Hiç mi kötü eleştiri yok
derseniz: http://www.doktormurat.net/?gn=kd&ID=974&b=bir-kis-gecesi-eger-bir-yolcu (Lakin lafa karışmam lazım, Calvino bunu
1979'da yazmış, benzerleri ne kadar vardı bilmiyorum, ama başarılmış bir biçim olduğu kesin.

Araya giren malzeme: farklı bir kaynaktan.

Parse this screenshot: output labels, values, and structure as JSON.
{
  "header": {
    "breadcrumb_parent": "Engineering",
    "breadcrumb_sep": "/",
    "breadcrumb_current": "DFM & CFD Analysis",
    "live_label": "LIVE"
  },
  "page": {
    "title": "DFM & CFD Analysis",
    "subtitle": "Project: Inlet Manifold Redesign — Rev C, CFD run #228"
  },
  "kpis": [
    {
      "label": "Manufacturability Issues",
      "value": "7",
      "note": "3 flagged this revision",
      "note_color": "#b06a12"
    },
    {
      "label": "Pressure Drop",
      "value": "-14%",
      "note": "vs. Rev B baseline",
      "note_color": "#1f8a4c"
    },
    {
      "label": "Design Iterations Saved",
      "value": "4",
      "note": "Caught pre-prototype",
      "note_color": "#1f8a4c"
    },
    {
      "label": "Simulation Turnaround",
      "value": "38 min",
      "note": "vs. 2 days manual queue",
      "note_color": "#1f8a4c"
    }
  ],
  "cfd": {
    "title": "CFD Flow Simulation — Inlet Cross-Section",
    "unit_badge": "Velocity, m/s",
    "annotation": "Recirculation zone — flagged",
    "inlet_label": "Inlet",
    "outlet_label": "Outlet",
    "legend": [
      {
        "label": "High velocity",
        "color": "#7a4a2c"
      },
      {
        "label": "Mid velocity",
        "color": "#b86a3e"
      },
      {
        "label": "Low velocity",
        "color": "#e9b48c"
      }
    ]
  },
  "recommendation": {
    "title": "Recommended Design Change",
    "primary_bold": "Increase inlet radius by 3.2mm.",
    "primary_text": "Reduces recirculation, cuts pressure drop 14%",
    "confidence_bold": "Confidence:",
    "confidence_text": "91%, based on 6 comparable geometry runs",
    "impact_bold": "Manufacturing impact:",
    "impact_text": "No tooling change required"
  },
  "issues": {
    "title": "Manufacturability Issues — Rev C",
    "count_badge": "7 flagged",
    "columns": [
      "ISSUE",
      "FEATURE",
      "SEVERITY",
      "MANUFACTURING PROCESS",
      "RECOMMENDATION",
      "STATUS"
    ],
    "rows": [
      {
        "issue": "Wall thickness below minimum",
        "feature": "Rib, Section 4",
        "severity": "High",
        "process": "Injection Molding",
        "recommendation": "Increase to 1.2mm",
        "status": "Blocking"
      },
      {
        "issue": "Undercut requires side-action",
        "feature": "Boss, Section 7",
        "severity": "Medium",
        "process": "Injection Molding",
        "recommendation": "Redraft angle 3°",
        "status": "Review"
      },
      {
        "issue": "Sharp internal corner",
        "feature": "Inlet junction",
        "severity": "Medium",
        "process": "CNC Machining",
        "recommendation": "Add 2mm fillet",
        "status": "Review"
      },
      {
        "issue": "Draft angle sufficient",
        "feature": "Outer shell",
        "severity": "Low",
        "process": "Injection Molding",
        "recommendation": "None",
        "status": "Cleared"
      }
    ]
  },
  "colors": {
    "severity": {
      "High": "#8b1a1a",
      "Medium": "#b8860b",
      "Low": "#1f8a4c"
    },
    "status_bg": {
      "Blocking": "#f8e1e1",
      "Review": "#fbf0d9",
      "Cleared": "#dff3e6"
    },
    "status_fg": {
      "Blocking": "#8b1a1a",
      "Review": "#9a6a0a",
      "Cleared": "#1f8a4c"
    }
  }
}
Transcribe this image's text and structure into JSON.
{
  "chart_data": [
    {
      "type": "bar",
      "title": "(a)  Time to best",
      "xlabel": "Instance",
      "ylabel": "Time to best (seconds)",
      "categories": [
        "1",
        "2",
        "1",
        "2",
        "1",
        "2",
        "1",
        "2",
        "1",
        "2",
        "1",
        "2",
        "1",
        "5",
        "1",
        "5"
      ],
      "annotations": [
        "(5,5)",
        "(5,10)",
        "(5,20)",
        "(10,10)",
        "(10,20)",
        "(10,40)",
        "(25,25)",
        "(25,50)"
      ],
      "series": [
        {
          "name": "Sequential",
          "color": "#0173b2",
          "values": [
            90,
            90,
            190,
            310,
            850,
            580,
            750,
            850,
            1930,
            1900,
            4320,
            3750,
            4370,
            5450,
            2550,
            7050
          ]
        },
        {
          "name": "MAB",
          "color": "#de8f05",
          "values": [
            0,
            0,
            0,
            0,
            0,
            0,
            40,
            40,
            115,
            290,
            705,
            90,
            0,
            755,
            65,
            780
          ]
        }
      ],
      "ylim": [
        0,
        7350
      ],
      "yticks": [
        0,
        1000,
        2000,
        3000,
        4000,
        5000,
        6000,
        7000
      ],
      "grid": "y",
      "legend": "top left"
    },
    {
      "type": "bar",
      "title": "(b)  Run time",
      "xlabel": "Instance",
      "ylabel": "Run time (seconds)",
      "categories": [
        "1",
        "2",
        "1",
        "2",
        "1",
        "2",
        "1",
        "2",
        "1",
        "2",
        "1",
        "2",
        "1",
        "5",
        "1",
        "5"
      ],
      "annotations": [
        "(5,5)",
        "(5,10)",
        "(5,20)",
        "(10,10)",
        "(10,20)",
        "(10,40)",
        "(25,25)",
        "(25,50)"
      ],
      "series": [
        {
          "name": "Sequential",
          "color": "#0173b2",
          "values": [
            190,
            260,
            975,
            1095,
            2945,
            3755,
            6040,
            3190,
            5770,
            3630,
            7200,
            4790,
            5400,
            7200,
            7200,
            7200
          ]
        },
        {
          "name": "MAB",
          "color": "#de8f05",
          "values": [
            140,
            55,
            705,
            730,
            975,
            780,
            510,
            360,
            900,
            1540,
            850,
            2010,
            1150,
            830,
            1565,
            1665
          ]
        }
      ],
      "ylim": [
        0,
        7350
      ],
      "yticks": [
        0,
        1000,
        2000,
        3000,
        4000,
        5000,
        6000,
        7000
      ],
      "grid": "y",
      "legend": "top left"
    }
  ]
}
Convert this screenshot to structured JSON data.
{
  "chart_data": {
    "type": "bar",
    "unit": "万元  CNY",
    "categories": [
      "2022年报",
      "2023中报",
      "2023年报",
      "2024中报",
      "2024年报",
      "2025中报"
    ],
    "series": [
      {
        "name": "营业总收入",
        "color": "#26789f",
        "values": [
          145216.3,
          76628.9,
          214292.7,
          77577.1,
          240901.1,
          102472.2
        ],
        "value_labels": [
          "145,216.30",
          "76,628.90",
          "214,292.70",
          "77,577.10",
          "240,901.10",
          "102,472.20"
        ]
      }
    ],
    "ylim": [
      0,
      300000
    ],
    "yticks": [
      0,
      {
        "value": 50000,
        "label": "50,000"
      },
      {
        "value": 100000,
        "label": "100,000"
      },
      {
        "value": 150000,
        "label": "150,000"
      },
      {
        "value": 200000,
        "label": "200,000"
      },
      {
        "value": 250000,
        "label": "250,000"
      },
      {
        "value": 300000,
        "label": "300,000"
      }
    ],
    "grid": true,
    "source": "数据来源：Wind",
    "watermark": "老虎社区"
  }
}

Ayrıca iyi ve dikkatli okurlar bu kitaptan bir tat
alabilirler zannımca:pp)
Bir de bunun gibi emeğin
güzellikleri var:
Bir de epey aradım
şu girişte yapılan "okurun kitap tasnifleri bölümünü". Mecbur ben
yazacağım tek tek:
Okumana Gerek Olmayan
Kitaplar
Okunmaktan Başka Amaçlar İçin
Yazılmış Kitaplar
Daha Yazılmadan Önce Okunmuş
Kitaplar Sınıfına Dahil Olduğu İçin Kapağını Açmaya Gerek Olmayan Kitaplar
Yaşayacak Başka Hayatların
Olsa Kesinlikle Bunları Da Okurdum Ama Ne Yazık Ki Ömrünün Geri Kalan Günleri
Sayılı Olduğu İçin Okuyamayacağın Kitaplar
Okumaya Niyet Ettiğin Ama
Daha Önce Okuman Gereken Başka Kitaplar Olmasaydı Okumak İsteyebileceğin
Kitaplar
Şu Anda Çok Pahalı Olduğu
İçin Yarı Fiyatına Düşmesini Bekleyeceğin Kitaplar
…
Herkesin Okumuş Olduğu Ve Bu
Nedenle Senin De Okumuş Sayılabileceğin Kitaplar
Uzun Zamandan Beri Okumayı
Düşündüğün Kitaplar
Uzun Yıllardan Beri Arayıp
Bulamadığın Kitaplar
…
Çok Uzun Zaman Önce Okunmuş
Olsa Da Şimdi Yeniden Okunabilecek Kitaplar
Hep Okumuş Numarası Yaptığın
Ama Artık Gerçekten Oturup Okumanın Zamanı Gelmiş Olan Kitaplar
…
(Yaa, nasıl, iyi okur olmak kolay mıymış :p)
Ben kısaca şunları da
ekleyeyim ama, malum, serde gevezelik var:
SEVGİLİ GÜNLÜK
"Yeni bir yaşam özlemiyle geçer
günler. Bulamadan, hatta arayamadan. Gerçek günceler yazılmaz hiçbir zaman.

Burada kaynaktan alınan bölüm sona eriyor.